The training included sling load operations where JTF-Bravo members practiced loading and unloading the equipment by helicopter. Familiarization training was then performed by both American and Honduran first responders followed by additional training with diaster relief agency and Honduran military members at San Lorenzo.
"We trained JTF-B personnel in two days and today the JTF-B members are training the Honduran folks and they're picking it up quite quickly," said Colonel Ferrell. "That proves this design is simple to operate, simple to set up, simple to maintain."
This strait foward portable kit allows U.S. Southern Command and other geographic commanders to support international relief organizations and host partner nations rapidly to assist in areas where certain services are not immediately available.
"The kit is meant for that first three days during which the big disaster response is put together," said Mr. Phil Stockdale, National Defense University. "The PEAK enables the first responders to gather information to guide the big response."

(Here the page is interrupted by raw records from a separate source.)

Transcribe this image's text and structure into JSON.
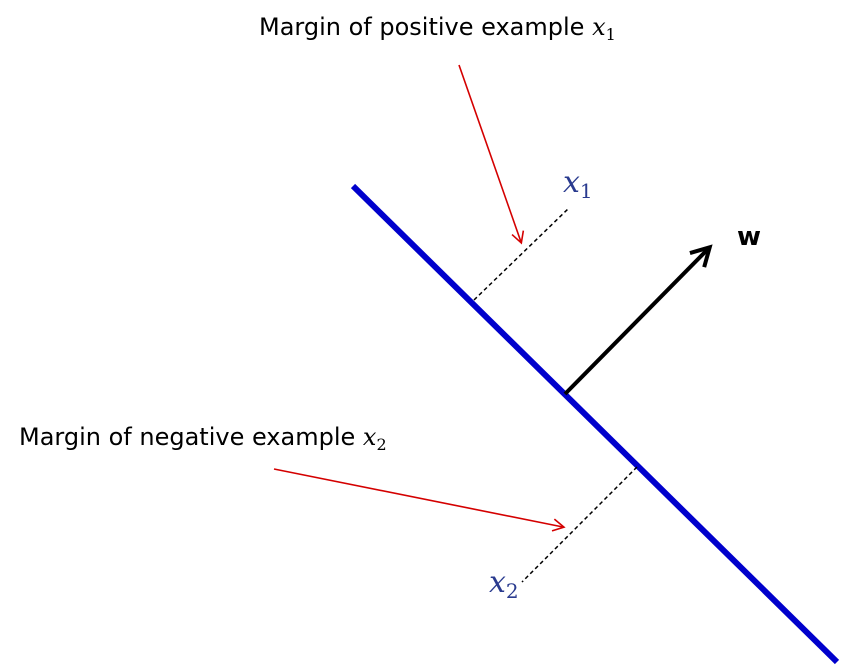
{
  "labels": {
    "positive_margin_text": "Margin of positive example ",
    "positive_margin_var": "x",
    "positive_margin_sub": "1",
    "negative_margin_text": "Margin of negative example ",
    "negative_margin_var": "x",
    "negative_margin_sub": "2",
    "point1_var": "x",
    "point1_sub": "1",
    "point2_var": "x",
    "point2_sub": "2",
    "weight_vector": "w"
  },
  "colors": {
    "hyperplane": "#0000cc",
    "arrow_red": "#d40000",
    "vector": "#000000",
    "point_label": "#2a3b8f",
    "margin_line": "#000000"
  }
}
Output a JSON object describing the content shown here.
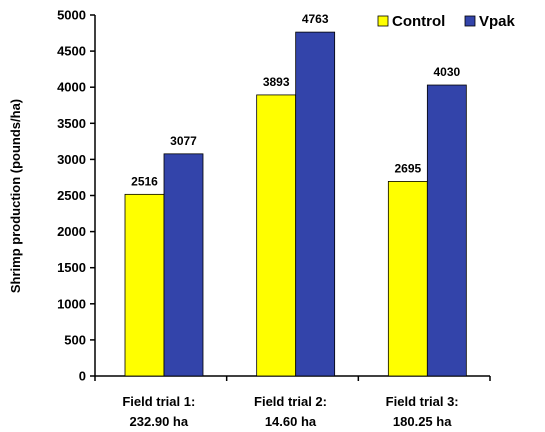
{
  "chart_data": {
    "type": "bar",
    "title": "",
    "xlabel": "",
    "ylabel": "Shrimp production (pounds/ha)",
    "ylim": [
      0,
      5000
    ],
    "yticks": [
      0,
      500,
      1000,
      1500,
      2000,
      2500,
      3000,
      3500,
      4000,
      4500,
      5000
    ],
    "grid": false,
    "legend_placement": "top-right",
    "categories": [
      [
        "Field trial 1:",
        "232.90 ha"
      ],
      [
        "Field trial 2:",
        "14.60 ha"
      ],
      [
        "Field trial 3:",
        "180.25 ha"
      ]
    ],
    "series": [
      {
        "name": "Control",
        "color": "#ffff00",
        "values": [
          2516,
          3893,
          2695
        ]
      },
      {
        "name": "Vpak",
        "color": "#3344aa",
        "values": [
          3077,
          4763,
          4030
        ]
      }
    ]
  }
}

First responders have already used the equipment during emergencies in other parts of the world.
"The water module was used in the Philippines this year when there was an outbreak of cholera; 26 people died but after we deployed the kit, people stopped dying," Mr. Stockdale said. "There was one water unit and over seven thousand people had access to the water over a period of about a month. The Americans at Pacific Command trained the Armed Forces of the Philippines on the PEAK and they took it out to the village with the outbreak. It built the Philippine capacity to stop this outbreak."
Building partner nation's abilities is the idea behind the training in the CENTAM area.
"This really supports all three JTF-Bravo lines of effort, the Counter Transnational Organized Crime line of effort, Humanitarian Assistance/Disaster Response and Building Partner Capacities," said Lt. Col. Keith Pritchard, Army Forces commander. "This (PEAK ) gives us an access point to build partnership capacity with any of the seven CENTAM countries that we go into to help them with this capability."